Ketika bertemu Soekarno, suasana dipenuhi rasa haru. Soedirman, yang masih mengenakan pakaian khasnya dan terlihat sangat kurus serta lemah, tetap berdiri tegar di hadapan Presiden. Soekarno, yang mengetahui betapa berat perjuangan Soedirman, menatapnya dengan kekaguman dan rasa hormat yang mendalam.
Pada tanggal 29 Januari 1950, Jenderal Soedirman wafat dan dimakamkan di Taman Makam Pahlawan Semaki, Yogyakarta. Untuk mengenang dan menghargai jasanya, pemerintah memberikan penghargaan tertinggi berupa gelar Pahlawan Nasional pada 20 Mei 1970. Menjelang peringatan Hari Angkatan Bersenjata Republik Indonesia ke-52, pemerintah menganugerahi pangkat kehormatan Jenderal Besar TNI atau Jenderal Bintang Lima kepada Panglima Besar Jenderal Soedirman berdasarkan Keputusan Presiden Nomor 44/ABRI/1997.

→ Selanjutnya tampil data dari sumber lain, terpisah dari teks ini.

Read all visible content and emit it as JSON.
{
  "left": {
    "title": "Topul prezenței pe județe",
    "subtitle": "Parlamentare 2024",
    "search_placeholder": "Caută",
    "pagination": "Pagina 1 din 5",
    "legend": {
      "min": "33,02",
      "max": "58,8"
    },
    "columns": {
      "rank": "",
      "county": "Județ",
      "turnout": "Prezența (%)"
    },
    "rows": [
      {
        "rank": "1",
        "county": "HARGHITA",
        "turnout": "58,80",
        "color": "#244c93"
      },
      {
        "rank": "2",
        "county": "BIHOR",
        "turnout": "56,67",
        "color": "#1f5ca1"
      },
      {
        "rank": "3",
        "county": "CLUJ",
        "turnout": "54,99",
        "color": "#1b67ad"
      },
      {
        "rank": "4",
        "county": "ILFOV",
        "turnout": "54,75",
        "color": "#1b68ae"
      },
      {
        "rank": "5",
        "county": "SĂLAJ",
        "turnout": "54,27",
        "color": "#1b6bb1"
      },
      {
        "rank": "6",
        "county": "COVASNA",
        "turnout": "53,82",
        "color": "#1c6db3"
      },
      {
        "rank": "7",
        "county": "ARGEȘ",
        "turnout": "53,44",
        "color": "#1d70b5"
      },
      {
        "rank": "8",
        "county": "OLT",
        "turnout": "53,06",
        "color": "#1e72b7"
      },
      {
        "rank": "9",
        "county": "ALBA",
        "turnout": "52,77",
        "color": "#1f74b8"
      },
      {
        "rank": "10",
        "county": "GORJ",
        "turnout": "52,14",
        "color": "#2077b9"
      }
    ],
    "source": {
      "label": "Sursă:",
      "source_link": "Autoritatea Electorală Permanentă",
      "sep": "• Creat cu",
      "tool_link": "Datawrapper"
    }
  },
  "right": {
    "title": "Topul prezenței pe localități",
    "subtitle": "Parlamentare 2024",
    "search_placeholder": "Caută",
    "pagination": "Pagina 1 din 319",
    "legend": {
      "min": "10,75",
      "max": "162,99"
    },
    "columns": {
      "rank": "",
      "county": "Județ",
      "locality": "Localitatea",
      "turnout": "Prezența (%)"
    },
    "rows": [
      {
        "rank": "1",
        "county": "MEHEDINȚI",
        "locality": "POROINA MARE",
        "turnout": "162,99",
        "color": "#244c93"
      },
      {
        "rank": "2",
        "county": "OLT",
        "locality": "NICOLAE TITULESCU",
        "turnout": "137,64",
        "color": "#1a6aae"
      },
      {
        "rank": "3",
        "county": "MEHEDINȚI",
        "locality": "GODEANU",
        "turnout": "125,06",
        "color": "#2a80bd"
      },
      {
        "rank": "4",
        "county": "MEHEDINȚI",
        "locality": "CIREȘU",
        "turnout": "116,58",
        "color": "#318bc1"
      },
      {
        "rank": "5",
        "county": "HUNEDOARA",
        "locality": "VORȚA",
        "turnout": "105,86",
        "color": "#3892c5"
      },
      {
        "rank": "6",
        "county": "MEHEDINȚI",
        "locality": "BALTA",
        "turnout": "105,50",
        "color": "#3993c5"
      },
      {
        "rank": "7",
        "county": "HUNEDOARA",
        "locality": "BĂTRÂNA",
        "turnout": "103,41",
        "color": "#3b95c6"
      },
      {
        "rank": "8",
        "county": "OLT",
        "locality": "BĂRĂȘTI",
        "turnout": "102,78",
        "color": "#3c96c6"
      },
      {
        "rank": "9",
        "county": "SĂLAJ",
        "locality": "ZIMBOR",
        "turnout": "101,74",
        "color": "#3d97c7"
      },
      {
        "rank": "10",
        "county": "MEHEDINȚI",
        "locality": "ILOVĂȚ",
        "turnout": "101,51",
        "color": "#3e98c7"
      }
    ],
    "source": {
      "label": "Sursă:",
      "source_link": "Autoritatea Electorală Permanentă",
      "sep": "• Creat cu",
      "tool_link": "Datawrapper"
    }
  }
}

Jabatan Panglima Besar tetap dipegang Soedirman hingga wafat, satu bulan dua hari setelah Belanda mengakui kedaulatan Indonesia. Sejak itu, jabatan Panglima Besar tidak pernah ada lagi, dan tampaknya ada kesepakatan untuk tidak mengadakannya kembali dalam dunia militer Indonesia. Dengan demikian, Soedirman adalah tokoh pertama dan terakhir, satu-satunya yang pernah memegang jabatan Panglima Besar.
Sumber : Senakatha, 100 Tahun Soedirman Bapak TNI, Oktober 2016, No.42.